Although the days, (Holy week) leading up to Easter are deemed very sorrowful and sad in respect for the crucifixion, the celebrations that follow on Easter Sunday are colorful and lively with sumptuous feasts, drinking and dancing. Holy week is also a time for fasting and the Greek diet excludes meat, fish, (but not seafood), eggs, oil and dairy products. This fasting has actually begins seven weeks before Easter Sunday on “Clean Monday”.
HOLY THURSDAY

Holy Thursday marks a busy day for the women at home; distinctive aromas of freshly baked sweet Easter bread, “Tsoureki” and tasty biscuits, “Koulourakia” linger in kitchens throughout Greece, and women and children dye dozens of boiled eggs vivid red or an array of bright colors. The ruby red eggs symbolize the blood of Christ and also the renewal of life.
Holy Thursday is also a time for private and special prayers; it is a start of a two day traditional mourning, when most people of all ages go to church to light brown candles and to silently pray next to a symbolic representation of the crucifixion. Church services are held in the evening and many of the older women will even hold a night- time vigil.
HOLY FRIDAY
 
An aura of great sadness falls over Greek communities on Holy Friday as the steady death toll rings out all over the country. It is a day of deep mourning with flags at half-mast and a somber atmosphere prevails in many homes. During the afternoon church services, there is a re-enactment of the crucifixion where the figure of Christ is removed from the cross and placed in a shrine that has been decorated with flowers by women and children.

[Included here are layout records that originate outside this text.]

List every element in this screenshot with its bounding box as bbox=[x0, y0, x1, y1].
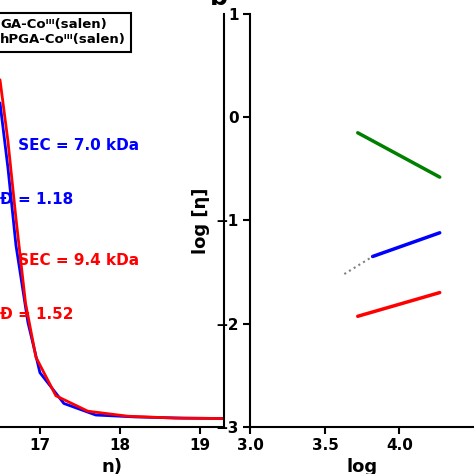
Text: GA-Coᴵᴵᴵ(salen)
hPGA-Coᴵᴵᴵ(salen): GA-Coᴵᴵᴵ(salen) hPGA-Coᴵᴵᴵ(salen) bbox=[0, 18, 126, 46]
Text: Ð = 1.52: Ð = 1.52 bbox=[0, 307, 73, 322]
Y-axis label: log [η]: log [η] bbox=[191, 187, 210, 254]
X-axis label: n): n) bbox=[101, 457, 122, 474]
X-axis label: log: log bbox=[346, 457, 378, 474]
Text: SEC = 9.4 kDa: SEC = 9.4 kDa bbox=[0, 254, 139, 268]
Text: b: b bbox=[210, 0, 228, 10]
Text: SEC = 7.0 kDa: SEC = 7.0 kDa bbox=[0, 138, 139, 153]
Text: Ð = 1.18: Ð = 1.18 bbox=[0, 191, 73, 207]
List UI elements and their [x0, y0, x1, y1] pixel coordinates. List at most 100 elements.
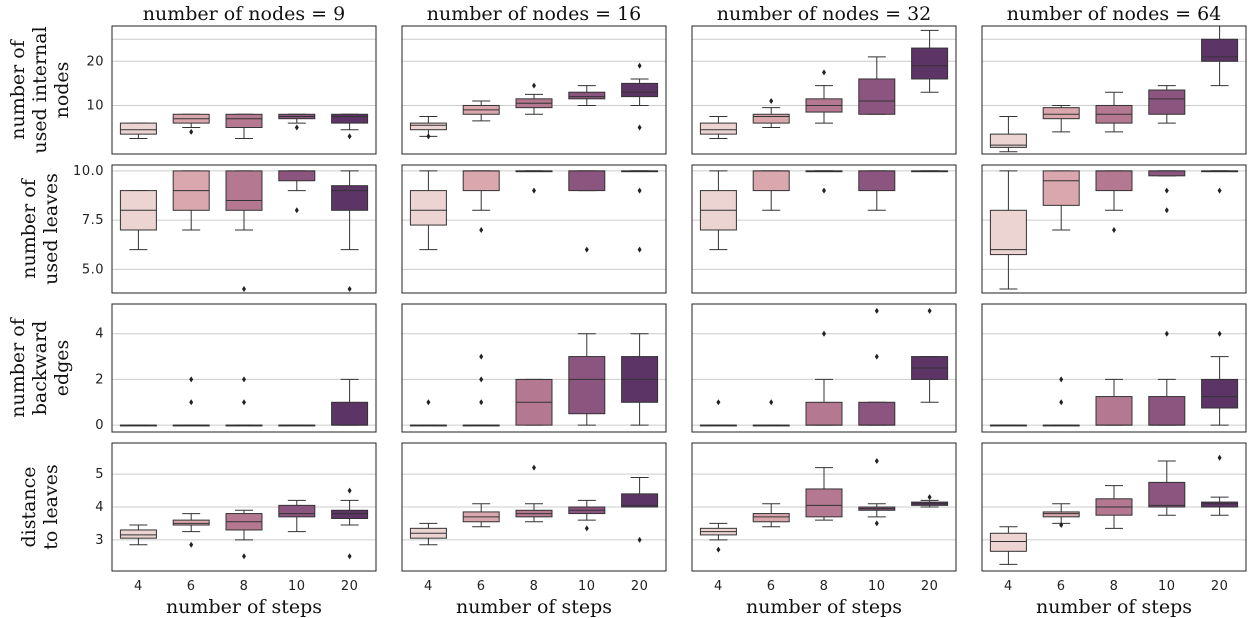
panel [982, 330, 1246, 427]
box [621, 493, 659, 508]
panel [112, 170, 376, 293]
outlier-point [532, 82, 536, 89]
outlier-point [1217, 454, 1222, 461]
box [858, 78, 896, 115]
box [805, 401, 843, 426]
box [805, 488, 843, 518]
box [568, 91, 606, 100]
outlier-point [242, 376, 246, 383]
box [989, 532, 1027, 552]
panel [402, 38, 666, 140]
x-tick-label: 10 [1158, 579, 1176, 594]
x-tick-label: 8 [240, 579, 249, 594]
x-tick-label: 20 [921, 579, 939, 594]
outlier-point [189, 376, 194, 383]
box [331, 113, 369, 124]
panel-frame [401, 25, 667, 155]
outlier-point [637, 62, 642, 69]
panel [112, 38, 376, 140]
panel [402, 464, 666, 546]
outlier-point [1217, 330, 1222, 337]
y-tick-label: 2 [95, 372, 104, 387]
box [1042, 511, 1080, 518]
x-tick-label: 4 [1004, 579, 1013, 594]
box [1201, 501, 1239, 508]
box [331, 185, 369, 211]
box [462, 170, 500, 192]
panel [692, 29, 956, 140]
panel-frame [691, 442, 957, 572]
x-tick-label: 6 [1057, 579, 1066, 594]
outlier-point [769, 399, 774, 406]
row-label: backward [29, 321, 51, 415]
outlier-point [347, 133, 352, 140]
outlier-point [479, 376, 484, 383]
box [331, 509, 369, 519]
y-tick-label: 4 [95, 500, 104, 515]
box [752, 113, 790, 124]
outlier-point [189, 128, 194, 135]
outlier-point [927, 307, 932, 314]
x-tick-label: 6 [767, 579, 776, 594]
x-tick-label: 10 [288, 579, 306, 594]
box [172, 519, 210, 526]
row-label: used internal [29, 26, 51, 153]
x-tick-label: 6 [477, 579, 486, 594]
box [699, 122, 737, 135]
box [278, 504, 316, 518]
x-axis-label: number of steps [456, 596, 612, 618]
outlier-point [637, 187, 642, 194]
outlier-point [426, 133, 431, 140]
box [568, 170, 606, 192]
x-axis-label: number of steps [166, 596, 322, 618]
outlier-point [1164, 207, 1169, 214]
y-tick-label: 5.0 [82, 262, 104, 277]
y-tick-label: 4 [95, 327, 104, 342]
outlier-point [532, 464, 536, 471]
panel [112, 333, 376, 427]
outlier-point [822, 69, 826, 76]
panel [692, 458, 956, 553]
x-tick-label: 20 [631, 579, 649, 594]
panel [402, 170, 666, 270]
outlier-point [1059, 522, 1064, 529]
panel-frame [111, 303, 377, 433]
panel [982, 26, 1246, 153]
row-label: nodes [51, 62, 73, 119]
y-tick-label: 20 [86, 54, 104, 69]
box [1148, 481, 1186, 508]
outlier-point [242, 286, 246, 293]
box [278, 170, 316, 182]
outlier-point [927, 494, 932, 501]
panel [982, 454, 1246, 565]
panel-frame [691, 25, 957, 155]
box [621, 82, 659, 98]
outlier-point [769, 98, 774, 105]
x-tick-label: 6 [187, 579, 196, 594]
panel-frame [981, 303, 1247, 433]
outlier-point [479, 399, 484, 406]
y-tick-label: 0 [95, 418, 104, 433]
column-title: number of nodes = 9 [143, 3, 345, 25]
panel [402, 333, 666, 427]
row-label: number of [18, 177, 40, 278]
outlier-point [1164, 187, 1169, 194]
box [119, 122, 157, 135]
box [1148, 396, 1186, 426]
outlier-point [874, 458, 879, 465]
box [1201, 378, 1239, 409]
box [752, 513, 790, 523]
x-tick-label: 8 [1110, 579, 1119, 594]
row-label: number of [7, 38, 29, 139]
row-label: edges [51, 340, 73, 397]
row-label: number of [7, 316, 29, 417]
panel-frame [401, 442, 667, 572]
y-tick-label: 10 [86, 98, 104, 113]
box [119, 529, 157, 539]
column-title: number of nodes = 16 [427, 3, 642, 25]
outlier-point [1217, 187, 1222, 194]
outlier-point [1164, 330, 1169, 337]
x-axis-label: number of steps [1036, 596, 1192, 618]
outlier-point [637, 536, 642, 543]
outlier-point [874, 520, 879, 527]
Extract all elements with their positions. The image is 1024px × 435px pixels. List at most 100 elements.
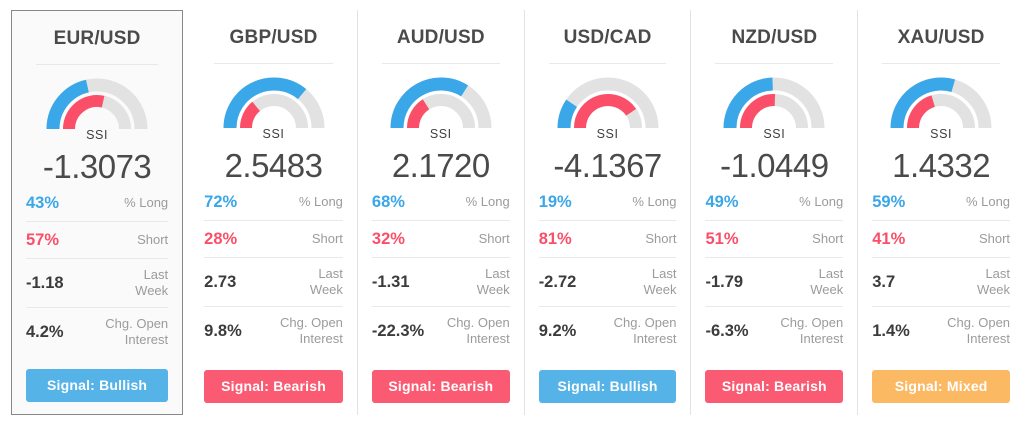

Later in the evening, a subdued congregation follows the shrine, (representing Christ’s tomb) in a silent candlelit funeral procession as it is carried through the streets. The crowded procession stops on every corner in the neighborhood, while a priest announces that they are all mourning the death of Christ. On returning to church, everyone who attended the service receives a carnation or rose to take home.
HOLY SATURDAY
 
Holy Saturday is a day of last minute preparations for Easter Sunday’s celebrations. For example, the traditional Easter soup, Mayiritsa (which signifies that the forty day of fasting is finally over) is prepared from lamb offal ready to eat after the midnight church service. Special long decorated candles instead of the brown ones are used to celebrate Christ’s resurrection and all over the country anticipation mounts.
Late in the evening, crowds of people descend on the church for the most celebrated service in Greece. Then, just before midnight, the lights in the church are extinguished and the bells start to ring out the announcement that Christ has risen. Finally, a priest passes a single eternal flame from his candle to pass round the congregation and the dark sky overhead is lit up with fireworks. “Christos Anesti” – Christ has risen can be heard all around.
 
It is a tradition in Greece to carefully carry the eternal flame home to make a cross with black smoke over the top of the door, which is said to bless the house. After everyone has returned home, it is time for the Mayiritas soup and the red boiled eggs. However, first, each person has to see who has the strongest egg by smashing it together with their opponents.
EASTER SUNDAY
 
After the previous evening’s excitement and early morning meal, surprisingly, nearly everyone is up early on Easter Sunday. In most cases from the bright of dawn, grills are fired up and the traditional lamb or goat along with “Kokoretsi”, (seasoned lamb offal) is already turning slowly on the spit. Tables are prepared for a great feast and the aroma of roast meat wafts over the countryside and from the rooftops in the city. Loud Greek music drifts through the air and high-spirited Greeks are ready for eating, drinking, singing and dancing all afternoon at their family Easter celebration.